Roma Migrants Could Cause Riots in Cities, Warns Blunkett

Matthew Holehouse, Telegraph (London), November 11, 2013

British cities could face race riots as an influx of Roma migrants creates “frictions” with local people, David Blunkett, a former home secretary has warned.

Anti-social behaviour by Roma people in his Sheffield constituency has resulted in “understandable tensions” among the indigenous community that must be addressed to avert disorder, Mr Blunkett said.

Roma migrants from Slovakia must “change their culture” and send their children to school, stop dumping rubbish and loitering in the streets in order to soothe tensions, Mr Blunkett said.

Otherwise, the community could “explode” in the same way northern towns were rocked by disorder between Asian and white neighbourhoods in the summer of 2001, Mr Blunkett said.

Britain is now home to 200,000 Roma migrants, one of the largest populations in Western Europe, a recent study shows. Most have come from eastern Europe since 2004 and the numbers are growing rapidly. Several hundred families live in the Page Hall district of Sheffield. Locals have set up “street patrols” in response to anti-social behaviour by migrants.

“If everything exploded, if things went wrong, the community would obviously be devastated,” Mr Blunkett said. “We saw this is Bradford, Burnley and Oldham all those years ago when I first became Home Secretary. If things implode it’s not outside here that cops it, it’s the community.”

In 2001, the northern towns of Bradford, Oldham and Burnley saw serious rioting, following tensions between the growing Asian community and far-right groups such as the National Front and the British National Party.

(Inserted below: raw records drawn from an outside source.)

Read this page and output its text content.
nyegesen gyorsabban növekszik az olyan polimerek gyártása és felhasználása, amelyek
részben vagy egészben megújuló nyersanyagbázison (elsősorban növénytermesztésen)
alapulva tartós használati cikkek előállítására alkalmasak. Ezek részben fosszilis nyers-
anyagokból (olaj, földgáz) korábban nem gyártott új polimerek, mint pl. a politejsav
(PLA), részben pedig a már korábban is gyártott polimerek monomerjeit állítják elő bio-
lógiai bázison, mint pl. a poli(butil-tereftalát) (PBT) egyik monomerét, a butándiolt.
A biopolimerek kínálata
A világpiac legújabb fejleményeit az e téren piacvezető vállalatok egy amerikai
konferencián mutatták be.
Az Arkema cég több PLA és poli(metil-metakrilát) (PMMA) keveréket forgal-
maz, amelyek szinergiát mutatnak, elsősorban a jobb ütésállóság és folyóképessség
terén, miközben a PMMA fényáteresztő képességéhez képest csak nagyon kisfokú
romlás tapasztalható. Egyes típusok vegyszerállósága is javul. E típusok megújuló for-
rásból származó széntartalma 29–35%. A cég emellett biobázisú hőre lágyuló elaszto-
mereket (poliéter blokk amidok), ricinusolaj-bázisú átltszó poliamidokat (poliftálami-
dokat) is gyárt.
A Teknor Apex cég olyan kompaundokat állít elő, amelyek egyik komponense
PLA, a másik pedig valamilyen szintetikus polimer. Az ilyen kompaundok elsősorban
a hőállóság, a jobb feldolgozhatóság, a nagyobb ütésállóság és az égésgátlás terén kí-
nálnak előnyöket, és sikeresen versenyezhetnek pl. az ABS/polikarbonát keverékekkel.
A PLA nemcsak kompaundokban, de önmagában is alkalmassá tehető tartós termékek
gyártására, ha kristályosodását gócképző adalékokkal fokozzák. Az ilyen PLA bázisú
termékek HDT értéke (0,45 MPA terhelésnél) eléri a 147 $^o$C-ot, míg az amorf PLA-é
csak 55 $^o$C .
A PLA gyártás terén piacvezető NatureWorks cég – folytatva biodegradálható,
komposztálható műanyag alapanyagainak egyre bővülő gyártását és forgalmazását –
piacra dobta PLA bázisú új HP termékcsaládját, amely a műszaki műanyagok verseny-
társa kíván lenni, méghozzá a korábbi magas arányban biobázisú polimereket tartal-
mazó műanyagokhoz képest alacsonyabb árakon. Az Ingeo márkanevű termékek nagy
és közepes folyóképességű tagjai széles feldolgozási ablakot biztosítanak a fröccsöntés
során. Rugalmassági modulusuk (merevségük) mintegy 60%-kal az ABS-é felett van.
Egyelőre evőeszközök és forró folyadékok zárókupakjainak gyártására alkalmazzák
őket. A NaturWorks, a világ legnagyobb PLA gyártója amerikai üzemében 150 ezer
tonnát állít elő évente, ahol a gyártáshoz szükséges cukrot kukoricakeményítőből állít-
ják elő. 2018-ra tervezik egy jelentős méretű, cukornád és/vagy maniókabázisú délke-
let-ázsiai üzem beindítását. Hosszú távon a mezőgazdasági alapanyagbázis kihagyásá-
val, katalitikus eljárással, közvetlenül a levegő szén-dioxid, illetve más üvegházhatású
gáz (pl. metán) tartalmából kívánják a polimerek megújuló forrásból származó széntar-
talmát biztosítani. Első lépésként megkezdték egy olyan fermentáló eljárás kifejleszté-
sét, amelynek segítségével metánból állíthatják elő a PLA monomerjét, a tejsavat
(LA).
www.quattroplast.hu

Shops were torched, hundreds of police officers injured and more than 200 people jailed.

The cultural gulf between the Roma and the settled community is 50 per cent greater than that between white Britons and Pakistani immigrants who came to Britain a generation ago, Mr Blunkett told BBC Radio.

“The Roma youngsters have come from a background even more different culturally, because they were living in the edge of woods, not going to school, not used to the norms of everyday life. We’ve got to change that,” he said.

Local police must persuade Roma people “not to spend all their time in the street” and discourage them from throwing rubbish and living in over-crowded houses.

Indigenous locals are entitled to “grumble” about the influx of migrants, Mr Blunkett said but must not “stir up hate”.

“I wouldn’t want other people to put up with things I wouldn’t put up with myself,” he said. “This is nothing to do with criticising people about being racist. By all means grumble, but don’t stir up hate. If you set a fire alight, you came from Bradford, you saw it — nobody gained from that.”

He added: “There’s always a danger that you are right on the edge of the understandable tensions. It’s a cry for help from very, many people: ‘please, for goodness sake, put us back to the semblance we had before’,” he said.

In 2011 official estimates suggested “relatively few Roma citizens” lived in the UK.

The Government has is “head in the sand” over the true numbers and is failing to take advantage of European Union funding to help cope with migration, Mr Blunkett said.

Asked about his own policies for handling migrants while Home Secretary, Mr Blunkett said: “They weren’t as brilliant as I would have liked, but they were there.”

Local charities have done a “phenomenal job” in bringing the communities together, he added.